GAP-Antragsverfahren: Klagewelle befürchtet

Herford (pjs). Für die Landwirte sind die Grenzen der Bürokratisierung erreicht: Scharfe Kritik übten Kreislandwirt Werner Seeger und Kreisverbandsvorsitzender Wilhelm Brüggemeier bei einer Tagung im Schützenhof am komplizierten »GAP-Antragsverfahren«, mit dem sich die Bauern EU-Prämien und Zahlungsansprüche sichern müssen.

Fachleute der Landwirtschaftskammer und des Landwirtschaftlichen Kreisverbandes informierten die 300 Teilnehmer der dreistündigen Veranstaltung in Herford am Mittwoch über Probleme und Lösungen im Zusammenhang mit Festsetzung und Handel von Zahlungsansprüchen: Details der Zuweisungsbescheide erläuterte Werner Weingarz, Geschäftsführer der Kreisstellen Minden-Lübbecke und Herford. Rechtliche Fragen der Übertragung von Zahlungsansprüchen beleuchtete Wolfgang Koch, der Geschäftsführer desd Landwirtschaftlichen Kreisverbandes Herford und Bielefeld. Hinweise für die betriebswirtschaftliche Bewertung der Zahlungsansprüche gaben Wilhelm Bünermann (BSB-Buchstelle Herford) und Berater Stefan Berens.

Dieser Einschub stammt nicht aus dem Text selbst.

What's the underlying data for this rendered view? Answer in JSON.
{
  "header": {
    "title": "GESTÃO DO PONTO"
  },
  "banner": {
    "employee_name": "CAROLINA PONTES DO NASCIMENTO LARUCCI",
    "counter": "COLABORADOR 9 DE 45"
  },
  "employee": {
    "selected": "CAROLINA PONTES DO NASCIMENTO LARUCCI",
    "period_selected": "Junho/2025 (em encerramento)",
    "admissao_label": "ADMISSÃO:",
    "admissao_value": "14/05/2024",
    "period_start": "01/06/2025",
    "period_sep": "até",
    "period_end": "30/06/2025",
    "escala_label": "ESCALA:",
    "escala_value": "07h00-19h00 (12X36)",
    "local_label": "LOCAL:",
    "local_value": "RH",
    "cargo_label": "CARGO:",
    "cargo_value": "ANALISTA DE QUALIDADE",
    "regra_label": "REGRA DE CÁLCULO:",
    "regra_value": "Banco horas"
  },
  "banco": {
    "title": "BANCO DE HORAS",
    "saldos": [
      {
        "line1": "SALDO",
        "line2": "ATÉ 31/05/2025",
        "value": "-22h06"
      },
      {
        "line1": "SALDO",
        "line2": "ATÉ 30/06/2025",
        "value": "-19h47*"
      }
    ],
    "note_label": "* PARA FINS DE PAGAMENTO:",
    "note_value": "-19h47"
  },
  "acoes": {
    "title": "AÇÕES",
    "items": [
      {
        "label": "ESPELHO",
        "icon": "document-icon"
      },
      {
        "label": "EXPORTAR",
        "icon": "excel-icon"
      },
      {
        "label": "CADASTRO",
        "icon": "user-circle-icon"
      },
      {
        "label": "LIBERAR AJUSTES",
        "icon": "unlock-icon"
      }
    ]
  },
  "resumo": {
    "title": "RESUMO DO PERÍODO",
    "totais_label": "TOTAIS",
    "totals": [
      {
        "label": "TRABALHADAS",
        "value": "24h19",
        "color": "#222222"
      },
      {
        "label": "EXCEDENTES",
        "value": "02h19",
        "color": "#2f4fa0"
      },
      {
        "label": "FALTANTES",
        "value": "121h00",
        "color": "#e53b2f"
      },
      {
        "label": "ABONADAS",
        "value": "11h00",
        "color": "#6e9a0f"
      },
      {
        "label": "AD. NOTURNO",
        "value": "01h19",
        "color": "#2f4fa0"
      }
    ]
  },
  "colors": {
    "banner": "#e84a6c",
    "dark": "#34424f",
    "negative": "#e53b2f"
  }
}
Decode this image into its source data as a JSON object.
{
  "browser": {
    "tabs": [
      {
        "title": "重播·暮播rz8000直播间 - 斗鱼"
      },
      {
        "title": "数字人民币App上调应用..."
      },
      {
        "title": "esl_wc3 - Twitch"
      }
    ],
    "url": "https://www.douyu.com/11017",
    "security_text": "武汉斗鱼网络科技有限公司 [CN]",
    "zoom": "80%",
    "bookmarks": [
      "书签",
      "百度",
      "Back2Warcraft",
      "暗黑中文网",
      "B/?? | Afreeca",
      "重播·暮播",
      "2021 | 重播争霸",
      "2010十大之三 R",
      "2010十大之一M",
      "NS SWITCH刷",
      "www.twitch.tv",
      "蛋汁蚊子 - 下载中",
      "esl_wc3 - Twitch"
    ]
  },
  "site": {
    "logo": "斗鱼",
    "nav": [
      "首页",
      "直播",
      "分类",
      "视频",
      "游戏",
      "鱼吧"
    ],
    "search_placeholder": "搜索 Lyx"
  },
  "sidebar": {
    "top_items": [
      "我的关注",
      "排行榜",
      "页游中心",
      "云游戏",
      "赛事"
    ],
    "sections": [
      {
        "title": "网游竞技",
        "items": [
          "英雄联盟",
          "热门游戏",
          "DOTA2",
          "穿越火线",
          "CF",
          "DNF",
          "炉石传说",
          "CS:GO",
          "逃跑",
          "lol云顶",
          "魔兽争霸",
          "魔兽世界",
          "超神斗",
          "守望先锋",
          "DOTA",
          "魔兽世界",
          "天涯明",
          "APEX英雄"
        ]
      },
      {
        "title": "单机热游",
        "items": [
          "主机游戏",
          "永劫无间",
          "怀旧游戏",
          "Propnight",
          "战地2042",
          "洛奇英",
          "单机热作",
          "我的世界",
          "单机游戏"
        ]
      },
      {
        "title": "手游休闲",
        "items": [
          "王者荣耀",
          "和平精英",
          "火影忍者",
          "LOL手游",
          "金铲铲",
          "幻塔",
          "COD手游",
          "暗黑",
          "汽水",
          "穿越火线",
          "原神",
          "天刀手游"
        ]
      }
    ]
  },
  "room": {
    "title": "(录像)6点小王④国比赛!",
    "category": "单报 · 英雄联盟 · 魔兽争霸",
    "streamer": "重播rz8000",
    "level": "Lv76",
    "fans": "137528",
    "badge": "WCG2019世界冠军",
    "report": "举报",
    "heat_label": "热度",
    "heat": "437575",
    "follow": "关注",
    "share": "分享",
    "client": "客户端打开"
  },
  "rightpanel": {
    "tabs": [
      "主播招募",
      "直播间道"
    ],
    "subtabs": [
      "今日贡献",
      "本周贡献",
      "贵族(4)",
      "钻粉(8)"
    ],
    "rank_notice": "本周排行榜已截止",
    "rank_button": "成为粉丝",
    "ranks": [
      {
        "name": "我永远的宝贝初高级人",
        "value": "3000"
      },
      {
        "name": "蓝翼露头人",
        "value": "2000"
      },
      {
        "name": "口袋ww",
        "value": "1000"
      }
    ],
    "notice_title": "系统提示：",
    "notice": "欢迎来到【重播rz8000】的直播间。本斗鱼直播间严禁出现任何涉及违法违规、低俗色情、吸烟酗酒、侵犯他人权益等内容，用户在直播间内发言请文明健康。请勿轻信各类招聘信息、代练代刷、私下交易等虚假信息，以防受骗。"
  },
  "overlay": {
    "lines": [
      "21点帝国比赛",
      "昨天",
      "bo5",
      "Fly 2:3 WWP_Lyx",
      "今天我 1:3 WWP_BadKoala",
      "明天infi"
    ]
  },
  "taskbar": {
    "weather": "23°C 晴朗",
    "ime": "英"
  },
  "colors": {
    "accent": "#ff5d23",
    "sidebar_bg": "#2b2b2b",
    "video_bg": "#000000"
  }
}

Ein Ziel der Reform der »Gemeinsamen Agrarpolitik« (GAP) der Europäischen Union war ursprünglich die Verwaltungsvereinfachung: Entgegen den Erwartungen ist der Verwaltungsaufwand im zweiten Jahr nach dem Start der Reform aber sogar noch größer geworden, wie Seeger und Brüggemeier verärgert berichteten: »18 Tonnen Papier haben unsere Kammern im vergangenen Jahr an die Landwirte verschicken müssen - in diesem Jahr wird es kaum weniger sein«, befürchtet Seeger mit Blick auf das aufwändige Antragsverfahren mit einer »Flut« von Formularen, Feldlisten und Luftbildkarten. 80 Prozent der Prämienzahlungen seien im Dezember geleistet worden, der Rest wird bis spätestens Juni erwartet. Von kommender Woche an sollen die ersten Zuweisungsbescheide verschickt werden, kündigte Werner Weingarz an.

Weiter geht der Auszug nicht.